Sugarhead shares that vision — not only for Meeseetawageesic, but for all of her clients.
“If they have the right resources and the right support, I believe it can be done,” she says.
Health Canada says it provides Eabametoong First Nation with more than $915,000 a year “for a wide range of mental health and addictions programming, that targets prevention, life promotion, addictions counselling, cultural and land-based healing.”
The department has also approved more than $933,000 in prescription drug abuse funding for Eabametoong from 2015-16 to 2017-18, it said in a statement to CBC News.
“We will continue to work with the community of Eabametoong (Fort Hope) First Nation to ensure they have the supports they need for their long-term recovery and that enable them to stop taking suboxone.”
Right now, Sugarhead says her clients don’t have what they need to do that.
“I wouldn’t want them to come off [suboxone] today. I wouldn’t want them to come off next week, or in a month,” she says. “As long as I know that they’re at the edge of a cliff and there’s no safety net for them, I’m not going to be the one to push them off.”
Until there’s adequate funding for mental health support and cultural healing that helps entire families deal with the issues underlying addiction, Sugarhead says her clients are at risk of a relapse if they go off suboxone.
“I can’t get a client to come in here, wean them [off suboxone]… and then promise them that everything’s going to be OK,” Sugarhead says.

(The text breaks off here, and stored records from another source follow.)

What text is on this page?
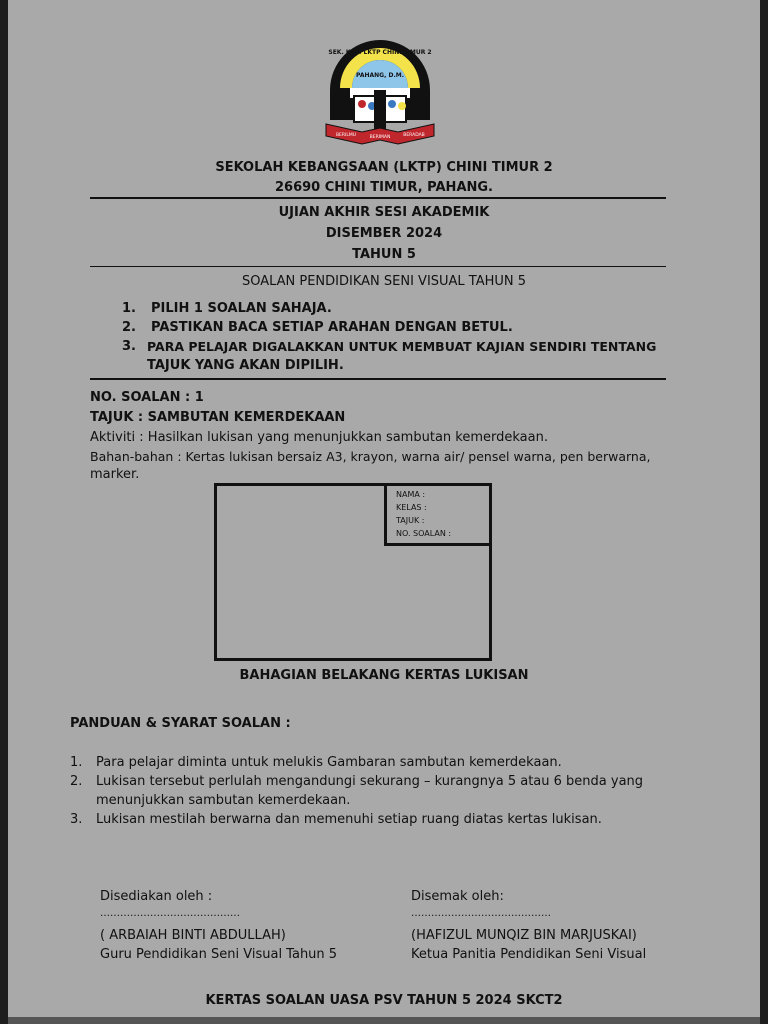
SEK. KEB. LKTP CHINI TIMUR 2
PAHANG, D.M.
BERILMU	BERIMAN	BERADAB
SEKOLAH KEBANGSAAN (LKTP) CHINI TIMUR 2
26690 CHINI TIMUR, PAHANG.
UJIAN AKHIR SESI AKADEMIK
DISEMBER 2024
TAHUN 5
SOALAN PENDIDIKAN SENI VISUAL TAHUN 5
1. PILIH 1 SOALAN SAHAJA.
2. PASTIKAN BACA SETIAP ARAHAN DENGAN BETUL.
3. PARA PELAJAR DIGALAKKAN UNTUK MEMBUAT KAJIAN SENDIRI TENTANG
TAJUK YANG AKAN DIPILIH.
NO. SOALAN : 1
TAJUK : SAMBUTAN KEMERDEKAAN
Aktiviti : Hasilkan lukisan yang menunjukkan sambutan kemerdekaan.
Bahan-bahan : Kertas lukisan bersaiz A3, krayon, warna air/ pensel warna, pen berwarna,
marker.
NAMA :
KELAS :
TAJUK :
NO. SOALAN :
BAHAGIAN BELAKANG KERTAS LUKISAN
PANDUAN & SYARAT SOALAN :
1. Para pelajar diminta untuk melukis Gambaran sambutan kemerdekaan.
2. Lukisan tersebut perlulah mengandungi sekurang – kurangnya 5 atau 6 benda yang
menunjukkan sambutan kemerdekaan.
3. Lukisan mestilah berwarna dan memenuhi setiap ruang diatas kertas lukisan.
Disediakan oleh :
……………………………………
( ARBAIAH BINTI ABDULLAH)
Guru Pendidikan Seni Visual Tahun 5
Disemak oleh:
……………………………………
(HAFIZUL MUNQIZ BIN MARJUSKAI)
Ketua Panitia Pendidikan Seni Visual
KERTAS SOALAN UASA PSV TAHUN 5 2024 SKCT2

‘If we’re not trying to get prepared for [fentanyl], then we might as well start putting money away for coffins.’– Wanda Sugarhead
“They go home to a house that has two, three families in there and then maybe three or four out of those people that are in there are still using [drugs]. That’s like feeding him to the wolves.”
Along with counselling, members of Eabametoong have suggested a healing lodge that would bring families out on the land together.
The availability of that kind of healing is more urgent than ever, Sugarhead says, with the threat of fentanyl on the horizon.
Much more potent than oxycontin, the relatively cheap-to-make opioid has been increasingly mixed into other street drugs, killing hundreds of people in British Columbia and Alberta.
It’s only a matter of time before fentanyl, like oxy, reaches Eabametoong, Sugarhead says.
The prospect is so scary that many community members don’t even want to talk about it, she says. But people need to understand the danger they’re about to face if they’re going to avoid another opioid crisis.
“If we’re not trying to get prepared for it, then we might as well start putting money away for coffins.”